After completing secondary school in Agrado, Vargas moved to Bogotá to pursue studies in graphic design at Unitec University. While working at advertising agencies like J. Walter Thompson and BBDO, he simultaneously studied art with a private teacher and participated in small exhibitions.

In 2005, Vargas relocated to London to study English and further his artistic ambitions. He pursued a Higher National Certificate (HNC) in Fine Art at Kensington and Chelsea College and completed a summer sculpture course at Central Saint Martins in 2014.
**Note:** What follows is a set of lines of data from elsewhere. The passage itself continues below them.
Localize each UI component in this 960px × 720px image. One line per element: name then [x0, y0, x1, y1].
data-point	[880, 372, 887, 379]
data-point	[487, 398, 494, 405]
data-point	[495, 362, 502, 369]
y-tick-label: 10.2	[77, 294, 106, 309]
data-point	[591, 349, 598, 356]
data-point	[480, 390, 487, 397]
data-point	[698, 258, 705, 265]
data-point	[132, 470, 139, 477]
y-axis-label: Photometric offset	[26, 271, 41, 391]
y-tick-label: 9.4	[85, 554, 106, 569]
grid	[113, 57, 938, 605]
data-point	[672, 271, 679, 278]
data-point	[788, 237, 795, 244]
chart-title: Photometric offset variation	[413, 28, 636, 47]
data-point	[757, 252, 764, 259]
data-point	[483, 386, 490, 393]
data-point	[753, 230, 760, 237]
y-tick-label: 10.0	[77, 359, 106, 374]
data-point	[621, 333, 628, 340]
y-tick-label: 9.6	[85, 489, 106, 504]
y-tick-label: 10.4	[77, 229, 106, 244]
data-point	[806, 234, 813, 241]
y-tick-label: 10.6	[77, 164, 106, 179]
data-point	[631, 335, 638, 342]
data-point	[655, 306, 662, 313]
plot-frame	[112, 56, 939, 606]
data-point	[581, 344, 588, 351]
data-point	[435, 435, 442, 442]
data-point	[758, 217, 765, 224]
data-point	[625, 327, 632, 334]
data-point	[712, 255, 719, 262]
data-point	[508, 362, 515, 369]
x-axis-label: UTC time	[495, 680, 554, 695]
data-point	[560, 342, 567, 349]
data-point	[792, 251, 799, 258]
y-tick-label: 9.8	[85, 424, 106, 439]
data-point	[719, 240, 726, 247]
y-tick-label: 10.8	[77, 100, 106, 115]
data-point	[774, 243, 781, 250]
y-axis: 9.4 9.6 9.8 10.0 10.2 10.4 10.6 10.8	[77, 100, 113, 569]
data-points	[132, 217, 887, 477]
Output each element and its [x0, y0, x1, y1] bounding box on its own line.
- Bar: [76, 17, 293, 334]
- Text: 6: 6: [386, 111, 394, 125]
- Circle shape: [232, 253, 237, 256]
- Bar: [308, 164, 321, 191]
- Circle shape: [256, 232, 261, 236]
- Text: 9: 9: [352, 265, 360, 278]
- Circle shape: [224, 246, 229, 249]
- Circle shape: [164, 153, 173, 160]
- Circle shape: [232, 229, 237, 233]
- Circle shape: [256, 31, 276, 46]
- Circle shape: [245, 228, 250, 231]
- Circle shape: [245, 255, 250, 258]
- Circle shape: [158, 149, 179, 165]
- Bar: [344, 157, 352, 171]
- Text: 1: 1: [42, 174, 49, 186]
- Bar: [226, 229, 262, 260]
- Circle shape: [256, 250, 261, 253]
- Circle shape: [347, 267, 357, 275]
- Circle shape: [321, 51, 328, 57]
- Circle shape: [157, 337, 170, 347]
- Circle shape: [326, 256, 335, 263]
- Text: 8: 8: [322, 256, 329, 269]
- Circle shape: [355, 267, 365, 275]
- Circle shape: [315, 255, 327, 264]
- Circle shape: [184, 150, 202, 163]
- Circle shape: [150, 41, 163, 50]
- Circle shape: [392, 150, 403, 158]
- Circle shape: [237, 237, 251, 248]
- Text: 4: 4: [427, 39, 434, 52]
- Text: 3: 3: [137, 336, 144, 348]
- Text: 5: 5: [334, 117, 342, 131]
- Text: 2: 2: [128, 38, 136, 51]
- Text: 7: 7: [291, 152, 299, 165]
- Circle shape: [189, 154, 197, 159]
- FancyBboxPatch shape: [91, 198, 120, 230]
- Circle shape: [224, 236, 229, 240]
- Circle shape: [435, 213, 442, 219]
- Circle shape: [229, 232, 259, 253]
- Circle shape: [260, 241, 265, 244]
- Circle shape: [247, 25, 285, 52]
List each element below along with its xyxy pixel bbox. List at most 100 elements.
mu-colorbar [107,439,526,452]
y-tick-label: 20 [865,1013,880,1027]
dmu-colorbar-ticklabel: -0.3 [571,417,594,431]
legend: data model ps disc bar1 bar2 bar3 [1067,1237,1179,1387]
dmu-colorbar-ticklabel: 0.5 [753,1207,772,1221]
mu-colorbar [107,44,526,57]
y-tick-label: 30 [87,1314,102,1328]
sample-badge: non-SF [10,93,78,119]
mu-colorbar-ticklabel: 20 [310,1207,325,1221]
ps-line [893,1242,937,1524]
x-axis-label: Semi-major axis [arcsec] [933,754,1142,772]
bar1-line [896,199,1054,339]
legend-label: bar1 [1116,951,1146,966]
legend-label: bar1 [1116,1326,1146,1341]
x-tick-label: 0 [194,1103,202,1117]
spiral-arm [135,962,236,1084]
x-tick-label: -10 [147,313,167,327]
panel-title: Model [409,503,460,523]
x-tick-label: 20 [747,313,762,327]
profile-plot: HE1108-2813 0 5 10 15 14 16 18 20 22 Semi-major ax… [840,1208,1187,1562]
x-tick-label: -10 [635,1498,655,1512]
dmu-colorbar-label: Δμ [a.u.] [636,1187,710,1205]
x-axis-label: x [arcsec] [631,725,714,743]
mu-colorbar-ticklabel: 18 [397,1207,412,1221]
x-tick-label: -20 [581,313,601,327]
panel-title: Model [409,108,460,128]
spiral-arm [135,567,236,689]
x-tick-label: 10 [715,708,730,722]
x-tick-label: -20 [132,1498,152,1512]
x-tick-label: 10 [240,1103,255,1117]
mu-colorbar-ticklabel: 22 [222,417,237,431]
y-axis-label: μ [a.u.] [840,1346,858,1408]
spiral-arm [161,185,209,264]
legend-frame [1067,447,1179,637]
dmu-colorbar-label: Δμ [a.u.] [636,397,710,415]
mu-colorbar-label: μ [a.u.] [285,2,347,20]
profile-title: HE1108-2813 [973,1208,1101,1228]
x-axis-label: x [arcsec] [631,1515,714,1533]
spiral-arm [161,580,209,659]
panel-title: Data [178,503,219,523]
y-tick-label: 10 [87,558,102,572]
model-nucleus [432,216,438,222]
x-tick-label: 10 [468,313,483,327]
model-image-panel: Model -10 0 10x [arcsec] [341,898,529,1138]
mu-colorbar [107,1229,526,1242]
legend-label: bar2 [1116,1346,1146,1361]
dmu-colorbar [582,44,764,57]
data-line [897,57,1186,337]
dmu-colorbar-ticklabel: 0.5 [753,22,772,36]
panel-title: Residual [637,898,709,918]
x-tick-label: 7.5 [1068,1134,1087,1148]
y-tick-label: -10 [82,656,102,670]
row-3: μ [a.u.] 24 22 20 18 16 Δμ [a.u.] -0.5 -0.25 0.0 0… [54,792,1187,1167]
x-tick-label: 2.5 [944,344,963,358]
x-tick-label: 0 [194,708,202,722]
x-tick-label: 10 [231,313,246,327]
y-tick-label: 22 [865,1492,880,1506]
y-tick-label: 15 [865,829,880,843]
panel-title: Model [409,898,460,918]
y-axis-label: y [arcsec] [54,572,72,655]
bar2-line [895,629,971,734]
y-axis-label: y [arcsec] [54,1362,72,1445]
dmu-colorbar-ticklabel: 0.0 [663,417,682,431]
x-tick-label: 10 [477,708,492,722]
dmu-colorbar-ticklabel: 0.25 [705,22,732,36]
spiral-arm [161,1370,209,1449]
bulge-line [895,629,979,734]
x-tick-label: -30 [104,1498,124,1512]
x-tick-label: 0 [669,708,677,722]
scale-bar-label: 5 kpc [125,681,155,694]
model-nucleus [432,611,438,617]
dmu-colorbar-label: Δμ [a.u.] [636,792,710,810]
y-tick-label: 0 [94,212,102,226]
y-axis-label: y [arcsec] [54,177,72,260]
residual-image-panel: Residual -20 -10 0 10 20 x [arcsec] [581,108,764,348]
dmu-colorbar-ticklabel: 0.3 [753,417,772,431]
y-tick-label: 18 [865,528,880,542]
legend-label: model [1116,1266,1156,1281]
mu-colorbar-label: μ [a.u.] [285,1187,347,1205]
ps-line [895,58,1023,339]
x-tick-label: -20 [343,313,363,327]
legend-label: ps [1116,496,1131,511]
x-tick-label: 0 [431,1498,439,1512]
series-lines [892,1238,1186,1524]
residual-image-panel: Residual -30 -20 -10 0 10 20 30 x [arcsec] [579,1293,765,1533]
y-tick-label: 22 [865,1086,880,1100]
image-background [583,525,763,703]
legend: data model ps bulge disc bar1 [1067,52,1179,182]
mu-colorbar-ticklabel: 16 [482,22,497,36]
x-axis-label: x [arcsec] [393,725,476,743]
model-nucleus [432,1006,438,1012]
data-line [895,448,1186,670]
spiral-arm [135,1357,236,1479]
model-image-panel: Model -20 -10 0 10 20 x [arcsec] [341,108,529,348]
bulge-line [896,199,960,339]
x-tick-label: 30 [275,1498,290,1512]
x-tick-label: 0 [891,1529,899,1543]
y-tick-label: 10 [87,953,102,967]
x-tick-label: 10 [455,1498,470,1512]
- 2004: BA in Graphic Design, Unitec University, Bogotá, Colombia
- 2008: HNC in Fine Art, Kensington and Chelsea College, London, UK
- 2014: Metal and Sculpture Summer Course, Central Saint Martins, London, UK

== Artistic career ==
Vargas' work addresses themes of feelings, memories, and the sense of self. His signature style blends abstraction with realism, utilising gestural techniques to evoke introspection and capture the layers of memory. Vargas describes his work as a process of reconstructing, distorting, and layering memories, mirroring the way we recall and reinterpret our past. In his own words: *"If our memories give us a sense of moving through time, which of them truly define who we are—and what it means to be alive?"* The BBC reported: The Colombian artist Dairo Vargas uses "flow" techniques to make his abstract-expressionist paintings, some of which were recently displayed at London's Royal Academy of Arts. Vargas champions mental-health awareness, and has found respite from depression in painting. Young children are naturals at "flow", he says, and make art effortlessly and without inhibition.

== Exhibitions and recognition ==
Vargas has exhibited his work internationally. In London he created a mural in Churchill's Wartime HQ and in Dubai took part in Expo 2020.

Solo Exhibitions
- 2025: Coexistent Narratives, Maddox Gallery, London
- 2023-2024: Recall, Maddox Gallery, Gstaad

== Community engagement and mental health advocacy ==
A significant aspect of Vargas' practice involves using art to address mental health and trauma. Through workshops, collaborative projects, and live painting events, Vargas has engaged communities around the world to explore the transformative power of creativity. His work often focuses on individuals experiencing depression, anxiety, trauma, or social and learning disabilities.

== Notable projects ==
- 2018: Global Ministerial Mental Health Summit, London, UK
  Collaborative painting process involving international delegates, including Catherine, Princess of Wales, and Prince William.
- 2018: World Innovation Summit for Health, Doha, Qatar
  Live painting titled *Father and Son*, highlighting mental health support networks.
- 2019: Chora Chori, Kathmandu, Nepal
  Trauma recovery workshops with rescued children, culminating in an exhibition of their artwork.
- 2019: World Health Organization, Geneva, Switzerland
  Five-day collaborative painting process with attendees to raise awareness of global health issues.
- 2021: Wellbeing Workshop, Khabensky Charitable Foundation, Moscow, Russia
  Conducted workshops for children with brain cancer, in collaboration with The Art Partners and the Russian Impressionism Museum.